US coronavirus case numbers have surged in recent days, taking the seven-day total to a record for the pandemic. In the EU, Italy and Spain announced sweeping measures on Sunday to address a jump in new cases.
“Cases hit an all-time high in the US, hospitalisations are up, vaccines are coming but not right away, Europe is having a brutal second wave and stocks were really close to their highs,” said Jim Tierney, chief investment officer of concentrated US growth at AllianceBernstein.

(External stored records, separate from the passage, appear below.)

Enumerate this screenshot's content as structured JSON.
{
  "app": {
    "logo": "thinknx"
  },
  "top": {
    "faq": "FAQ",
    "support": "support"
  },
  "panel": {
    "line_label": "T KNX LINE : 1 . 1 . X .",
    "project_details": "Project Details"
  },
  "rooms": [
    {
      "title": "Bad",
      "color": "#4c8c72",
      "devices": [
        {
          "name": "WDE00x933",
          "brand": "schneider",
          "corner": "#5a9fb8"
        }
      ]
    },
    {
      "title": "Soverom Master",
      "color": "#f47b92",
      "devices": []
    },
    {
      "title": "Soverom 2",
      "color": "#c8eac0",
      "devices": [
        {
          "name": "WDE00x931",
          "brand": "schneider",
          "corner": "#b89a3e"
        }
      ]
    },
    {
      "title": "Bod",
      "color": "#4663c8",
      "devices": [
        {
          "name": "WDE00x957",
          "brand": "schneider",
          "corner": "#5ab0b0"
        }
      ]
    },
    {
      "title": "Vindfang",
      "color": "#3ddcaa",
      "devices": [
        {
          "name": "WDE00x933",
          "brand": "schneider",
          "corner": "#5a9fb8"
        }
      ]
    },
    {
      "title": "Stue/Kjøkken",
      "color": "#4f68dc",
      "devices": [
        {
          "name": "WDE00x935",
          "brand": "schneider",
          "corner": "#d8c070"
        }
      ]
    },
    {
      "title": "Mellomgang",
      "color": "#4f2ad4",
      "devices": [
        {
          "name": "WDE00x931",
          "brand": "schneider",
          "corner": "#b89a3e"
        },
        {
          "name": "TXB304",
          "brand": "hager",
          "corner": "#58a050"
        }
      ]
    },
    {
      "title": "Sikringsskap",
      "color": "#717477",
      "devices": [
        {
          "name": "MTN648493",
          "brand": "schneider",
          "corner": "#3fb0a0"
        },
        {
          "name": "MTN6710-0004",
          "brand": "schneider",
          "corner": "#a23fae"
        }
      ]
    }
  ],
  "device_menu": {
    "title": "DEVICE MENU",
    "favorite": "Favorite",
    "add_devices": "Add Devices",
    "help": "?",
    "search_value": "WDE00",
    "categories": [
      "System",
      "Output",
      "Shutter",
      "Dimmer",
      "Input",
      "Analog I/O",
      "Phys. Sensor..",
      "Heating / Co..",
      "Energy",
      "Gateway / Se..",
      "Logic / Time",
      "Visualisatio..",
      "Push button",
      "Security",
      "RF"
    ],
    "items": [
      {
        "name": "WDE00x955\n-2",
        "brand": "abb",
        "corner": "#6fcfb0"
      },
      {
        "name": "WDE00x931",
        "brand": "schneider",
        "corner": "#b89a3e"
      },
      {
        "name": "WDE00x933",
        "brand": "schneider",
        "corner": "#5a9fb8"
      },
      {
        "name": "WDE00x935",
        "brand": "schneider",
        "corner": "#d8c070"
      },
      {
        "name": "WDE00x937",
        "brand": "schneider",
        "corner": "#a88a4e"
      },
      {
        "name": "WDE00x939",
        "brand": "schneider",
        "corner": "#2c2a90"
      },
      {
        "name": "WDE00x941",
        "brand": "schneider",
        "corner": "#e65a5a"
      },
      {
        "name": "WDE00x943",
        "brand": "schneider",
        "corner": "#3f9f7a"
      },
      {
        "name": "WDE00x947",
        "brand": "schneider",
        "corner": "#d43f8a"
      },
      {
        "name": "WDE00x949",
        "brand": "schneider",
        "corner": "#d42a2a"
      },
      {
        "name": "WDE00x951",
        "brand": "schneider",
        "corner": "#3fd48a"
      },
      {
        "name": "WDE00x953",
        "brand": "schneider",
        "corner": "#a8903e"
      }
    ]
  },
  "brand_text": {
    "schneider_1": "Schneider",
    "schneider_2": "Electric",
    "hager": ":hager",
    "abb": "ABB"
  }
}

With that and the election just over a week away “some pullback seems warranted,” he said, adding that the severity in the stock market sell-off “is not always rational on a daily basis”.
Wall Street’s Vix index climbed 4.8 points to 32.3, the highest level since early September. The rise in the so-called “fear gauge” signals traders are bracing for further jolts of volatility over the next month.
Mark Meadows, the White House chief of staff, said over the weekend: “We’re not going to control the pandemic. We are going to control the fact that we get vaccines, therapeutics and other mitigation areas.”
Energy stocks were among with worst fallers in the US and Europe, reflecting a decline in crude oil prices. Brent crude, the international benchmark, slipped more than 3 per cent to below $41 a barrel on fears that rising infections would hit global demand.
Travel groups also fell sharply. British Airways parent IAG dropped more than 7 per cent in London while Royal Caribbean Cruises, Norwegian Cruise Lines and Carnival all fell by 8 per cent or more in New York.
Investors shifted into Treasuries, considered to be haven assets during times of market tumult. The 10-year yield fell 0.04 percentage points to 0.8 per cent, reflecting an increase in price. The dollar advanced 0.3 per cent against a basket of six peers.
Hopes that a stimulus a deal might be passed before the November 3 election have been dimming. Steven Mnuchin, Treasury secretary and House Speaker Nancy Pelosi were due to speak on Monday afternoon but the Congressional timetable is now truncated.
White House economic adviser Larry Kudlow told CNBC that stimulus talks have slowed down, but are not ending. “The big issue here right now is we are close, but there are still important policy issues that separate us,” he said. “Right now, unfortunately the goalposts have moved and there are still some unanswered questions,” he added.
“Markets had mostly been buoyed by stimulus hopes,” said Randy Fredrick managing director at Charles Schwab. With that optimism “going away and virus cases rising the sell-off doesn’t have much to do with outcome of presidential election any more.”
Savvas Savouri, chief economist for Toscafund Asset Management, said the impasse amounted to pre-election “politicking” but said there was likely to be a deal approved after polling day.